Investigación revela la conexión lunar del dios egipcio Thot
Un estudio ha resuelto el enigma histórico sobre la dualidad animal del dios egipcio Thot, relacionado con el color y la luz lunar, a través de análisis espectroscópicos.

La figura de Thot, una deidad central en la mitología egipcia, ha despertado el interés de los investigadores durante siglos debido a su asociación con dos animales: el ibis sagrado y el babuino hamadryas. A diferencia de otras divinidades egipcias que se vinculaban a un solo animal, la representación de Thot generaba confusión entre los egiptólogos, ya que la conexión del babuino con la divinidad no tenía una explicación clara.
Recientemente, un estudio publicado en la revista "Time and Mind" ha aportado luz sobre esta dualidad animal de Thot. Los investigadores, utilizando espectroscopia, revelaron que tanto el plumaje blanco del ibis como el pelaje gris del babuino reflejan luz de manera similar a la del espectro lunar. Estos hallazgos sugieren que los antiguos egipcios eligieron a estos animales por su apariencia luminosa, reforzando la idea de que estaban asociando a Thot con la Luna.

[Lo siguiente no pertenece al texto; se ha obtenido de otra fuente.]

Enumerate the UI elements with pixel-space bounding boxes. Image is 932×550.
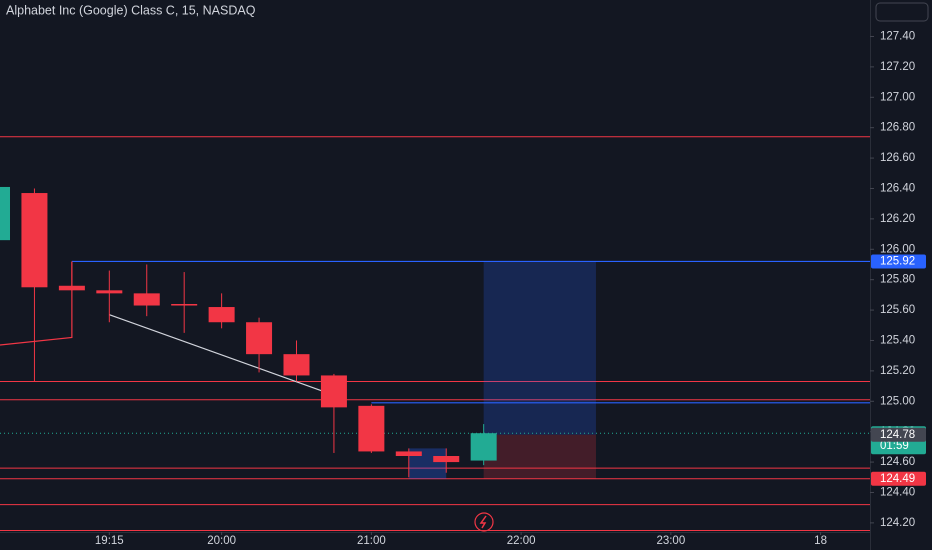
candle-body (96, 290, 123, 294)
candle-body (58, 285, 85, 291)
y-tick-label: 126.20 (880, 213, 915, 225)
candle-body (171, 304, 198, 306)
candle-body (283, 354, 310, 376)
candle-body (0, 186, 11, 241)
price-label: 124.78 (880, 429, 915, 441)
candle-body (470, 433, 497, 461)
y-tick-label: 125.80 (880, 274, 915, 286)
y-tick-label: 125.00 (880, 395, 915, 407)
y-tick-label: 124.60 (880, 456, 915, 468)
chart-title: Alphabet Inc (Google) Class C, 15, NASDA… (6, 3, 256, 17)
y-tick-label: 126.60 (880, 152, 915, 164)
y-tick-label: 125.20 (880, 365, 915, 377)
x-tick-label: 20:00 (207, 535, 236, 547)
candle-body (358, 405, 385, 452)
replay-icon[interactable] (474, 512, 494, 532)
position-profit-zone (483, 261, 596, 435)
candle-body (208, 307, 235, 323)
position-loss-zone (483, 434, 596, 479)
drawn-line (109, 314, 335, 396)
y-tick-label: 126.00 (880, 243, 915, 255)
y-tick-label: 127.20 (880, 61, 915, 73)
candle-body (320, 375, 347, 408)
icon-bolt (479, 515, 487, 529)
candle-body (395, 451, 422, 456)
icon-circle (474, 512, 494, 532)
candle-body (21, 193, 48, 288)
price-label: 125.92 (880, 255, 915, 267)
price-label-bg (871, 427, 926, 442)
y-tick-label: 127.00 (880, 91, 915, 103)
candle-body (133, 293, 160, 306)
settings-button[interactable] (875, 2, 929, 22)
countdown-label: 01:59 (880, 440, 909, 452)
x-tick-label: 18 (814, 535, 827, 547)
y-tick-label: 124.20 (880, 517, 915, 529)
y-tick-label: 125.40 (880, 335, 915, 347)
x-tick-label: 23:00 (656, 535, 685, 547)
price-label-bg (871, 471, 926, 486)
price-label: 124.49 (880, 473, 915, 485)
y-tick-label: 126.40 (880, 183, 915, 195)
plot-area (0, 136, 870, 531)
y-tick-label: 127.40 (880, 31, 915, 43)
price-label-bg (871, 254, 926, 269)
x-tick-label: 21:00 (357, 535, 386, 547)
y-tick-label: 126.80 (880, 122, 915, 134)
y-tick-label: 124.40 (880, 487, 915, 499)
candle-body (433, 456, 460, 463)
candle-body (246, 322, 273, 355)
y-tick-label: 125.60 (880, 304, 915, 316)
x-tick-label: 19:15 (95, 535, 124, 547)
x-tick-label: 22:00 (507, 535, 536, 547)
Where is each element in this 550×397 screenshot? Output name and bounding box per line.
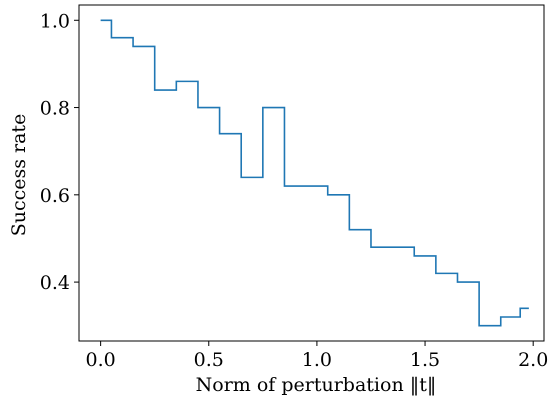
plot-frame: [78, 4, 545, 342]
y-tick-label: 1.0: [40, 10, 70, 32]
y-axis-label: Success rate: [8, 114, 30, 237]
x-tick-label: 1.5: [410, 349, 440, 371]
x-tick-label: 0.5: [194, 349, 224, 371]
x-tick-label: 1.0: [302, 349, 332, 371]
y-tick-label: 0.6: [40, 185, 70, 207]
x-axis-label: Norm of perturbation ‖t‖: [196, 374, 437, 396]
y-tick-label: 0.8: [40, 98, 70, 120]
x-tick-label: 2.0: [518, 349, 548, 371]
series-line-0: [100, 19, 529, 327]
plot-area: [78, 4, 545, 342]
y-tick-label: 0.4: [40, 272, 70, 294]
y-axis-ticks: 0.4 0.6 0.8 1.0: [40, 10, 79, 294]
x-tick-label: 0.0: [86, 349, 116, 371]
x-axis-ticks: 0.0 0.5 1.0 1.5 2.0: [86, 341, 548, 371]
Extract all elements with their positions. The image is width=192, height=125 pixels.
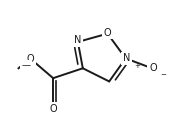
Text: +: + xyxy=(135,63,141,69)
Text: O: O xyxy=(149,63,157,73)
Text: O: O xyxy=(104,28,111,38)
Text: N: N xyxy=(123,53,130,63)
Text: O: O xyxy=(26,54,34,64)
Text: −: − xyxy=(160,72,166,78)
Text: O: O xyxy=(49,104,57,114)
Text: N: N xyxy=(74,35,82,45)
Text: —: — xyxy=(22,61,31,70)
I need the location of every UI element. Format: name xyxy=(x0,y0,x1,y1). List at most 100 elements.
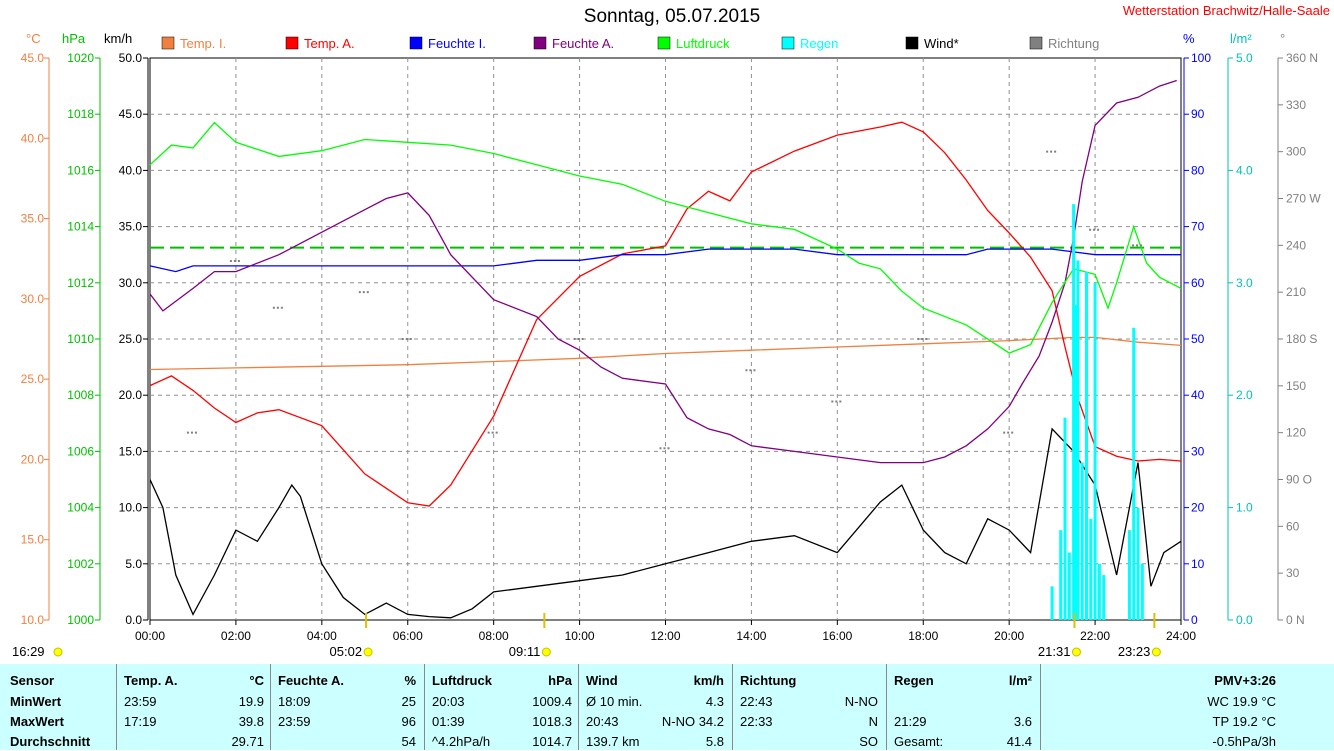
stats-cell: N-NO xyxy=(844,694,878,709)
marker-label: 09:11 xyxy=(509,644,541,659)
pressure-axis-tick-label: 1000 xyxy=(67,613,94,627)
wind-axis-tick-label: 40.0 xyxy=(119,163,143,177)
legend-label: Wind* xyxy=(924,36,959,51)
wind-axis-tick-label: 35.0 xyxy=(119,220,143,234)
stats-cell: 20:43 xyxy=(586,714,619,729)
direction-axis-tick-label: 60 xyxy=(1286,519,1300,533)
pressure-axis-tick-label: 1010 xyxy=(67,332,94,346)
legend-swatch xyxy=(905,36,919,50)
legend-swatch xyxy=(409,36,423,50)
temp-axis-tick-label: 40.0 xyxy=(21,131,45,145)
stats-panel: Sensor Temp. A. °C Feuchte A.% Luftdruck hPa W… xyxy=(0,664,1334,750)
stats-header-row: Sensor Temp. A. °C Feuchte A.% Luftdruck hPa W… xyxy=(0,672,1334,690)
stats-cell: 18:09 xyxy=(278,694,311,709)
stats-cell: 23:59 xyxy=(278,714,311,729)
pressure-axis-tick-label: 1018 xyxy=(67,107,94,121)
temp-axis-tick-label: 45.0 xyxy=(21,51,45,65)
wind-axis-tick-label: 10.0 xyxy=(119,501,143,515)
unit-percent: % xyxy=(1183,31,1195,46)
wind-axis-tick-label: 5.0 xyxy=(125,557,142,571)
rain-axis-tick-label: 5.0 xyxy=(1236,51,1253,65)
sun-marker-icon xyxy=(1151,647,1161,657)
rain-axis-tick-label: 1.0 xyxy=(1236,501,1253,515)
stats-cell: Temp. A. xyxy=(124,673,178,688)
unit-celsius: °C xyxy=(26,31,41,46)
stats-cell: 22:33 xyxy=(740,714,773,729)
temp-axis-tick-label: 35.0 xyxy=(21,212,45,226)
stats-cell: 25 xyxy=(401,694,416,709)
humidity-axis-tick-label: 90 xyxy=(1191,107,1205,121)
stats-cell: l/m² xyxy=(1008,673,1032,688)
sun-marker-icon xyxy=(541,647,551,657)
stats-cell: Feuchte A. xyxy=(278,673,344,688)
wind-axis-tick-label: 30.0 xyxy=(119,276,143,290)
stats-cell: Richtung xyxy=(740,673,797,688)
unit-kmh: km/h xyxy=(104,31,132,46)
weather-chart: Sonntag, 05.07.2015 Wetterstation Brachw… xyxy=(12,3,1330,659)
direction-axis-tick-label: 180 S xyxy=(1286,332,1317,346)
stats-cell: 41.4 xyxy=(1006,734,1032,749)
legend-swatch xyxy=(781,36,795,50)
stats-cell: Ø 10 min. xyxy=(586,694,643,709)
direction-axis-tick-label: 210 xyxy=(1286,285,1306,299)
legend-swatch xyxy=(285,36,299,50)
legend-label: Luftdruck xyxy=(676,36,730,51)
temp-axis-tick-label: 30.0 xyxy=(21,292,45,306)
stats-cell: Regen xyxy=(894,673,934,688)
stats-cell: 19.9 xyxy=(238,694,264,709)
direction-axis-tick-label: 240 xyxy=(1286,238,1306,252)
direction-axis-tick-label: 330 xyxy=(1286,98,1306,112)
legend-label: Feuchte A. xyxy=(552,36,614,51)
stats-cell: SO xyxy=(859,734,878,749)
sun-marker-icon xyxy=(363,647,373,657)
humidity-axis-tick-label: 10 xyxy=(1191,557,1205,571)
direction-axis-tick-label: 150 xyxy=(1286,379,1306,393)
x-tick-label: 10:00 xyxy=(565,629,595,643)
direction-axis-tick-label: 300 xyxy=(1286,145,1306,159)
humidity-axis-tick-label: 30 xyxy=(1191,444,1205,458)
stats-cell: 54 xyxy=(401,734,416,749)
stats-cell: 1009.4 xyxy=(532,694,572,709)
humidity-axis-tick-label: 50 xyxy=(1191,332,1205,346)
stats-cell: 5.8 xyxy=(705,734,724,749)
stats-divider xyxy=(270,664,271,750)
legend-swatch xyxy=(1029,36,1043,50)
stats-divider xyxy=(578,664,579,750)
sun-marker-icon xyxy=(53,647,63,657)
humidity-axis-tick-label: 80 xyxy=(1191,163,1205,177)
stats-cell: 1014.7 xyxy=(532,734,572,749)
wind-axis-tick-label: 25.0 xyxy=(119,332,143,346)
stats-cell: -0.5hPa/3h xyxy=(1212,734,1276,749)
unit-hpa: hPa xyxy=(62,31,86,46)
marker-label: 21:31 xyxy=(1038,644,1071,659)
pressure-axis-tick-label: 1002 xyxy=(67,557,94,571)
stats-cell: 139.7 km xyxy=(586,734,640,749)
stats-cell: km/h xyxy=(693,673,724,688)
pressure-axis-tick-label: 1016 xyxy=(67,163,94,177)
direction-axis-tick-label: 30 xyxy=(1286,566,1300,580)
stats-divider xyxy=(886,664,887,750)
luftdruck-series-line xyxy=(149,121,1182,354)
humidity-axis-tick-label: 60 xyxy=(1191,276,1205,290)
unit-degree: ° xyxy=(1280,31,1285,46)
stats-cell: 20:03 xyxy=(432,694,465,709)
stats-row: MaxWert 17:19 39.8 23:59 96 01:39 1018.3 20:43 N… xyxy=(0,713,1334,731)
temp-axis-tick-label: 25.0 xyxy=(21,372,45,386)
stats-cell: 22:43 xyxy=(740,694,773,709)
legend-label: Feuchte I. xyxy=(428,36,486,51)
plot-area: 00:00 02:00 04:00 06:00 08:00 10:00 12:00 14:00… xyxy=(12,51,1321,659)
direction-axis-tick-label: 360 N xyxy=(1286,51,1318,65)
legend-label: Temp. A. xyxy=(304,36,355,51)
wind-axis-tick-label: 50.0 xyxy=(119,51,143,65)
wind-axis-tick-label: 20.0 xyxy=(119,388,143,402)
x-tick-label: 04:00 xyxy=(307,629,337,643)
stats-cell: Gesamt: xyxy=(894,734,944,749)
stats-cell: % xyxy=(404,673,416,688)
humidity-axis-tick-label: 70 xyxy=(1191,220,1205,234)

La investigación parte de hipótesis sobre el origen del nombre Thot, que podría derivar de términos significativos en lenguas afroasiáticas que denotan conceptos como "blanco" y "brillante". Este contexto lingüístico sugiere que el color sería un criterio fundamental en la selección de animales sagrados. El estudio se llevó a cabo con muestras del Museo Americano de Historia Natural, donde se midieron las longitudes de onda reflejadas por ambos animales, revelando similitudes significativas con la luz lunar.
La versatilidad de Thot, que podía ser representado tanto como un ibis como un babuino, lo distingue de otras deidades que están estrictamente vinculadas a una sola especie animal, como Anubis y Hathor. Su relevancia en el panteón egipcio se debe a su atribución como el inventor de la escritura y protector del conocimiento, además de su conexión con el orden cósmico y la Luna, elementos que aparecían constantemente en el arte religioso y funerario de la antigua Egiptología.
El análisis espectroscópico efectuado en este estudio confirma que la selección de estos animales fue intencionada, basada en sus características visuales que evocaban la divinidad lunar. Los egipcios eran observadores meticulosos de la naturaleza, lo que se traduce en su práctica artística que reproducía la esencia de estas especies en su iconografía.
Con las nuevas evidencias proporcionadas por la investigación, se cierra un capítulo en un misterio que perdura por más de un siglo, ofreciendo una comprensión más profunda de las creencias y prácticas religiosas del antiguo Egipto, particularmente en cómo se relacionaban con el mundo natural y su simbolismo en los rituales de la época.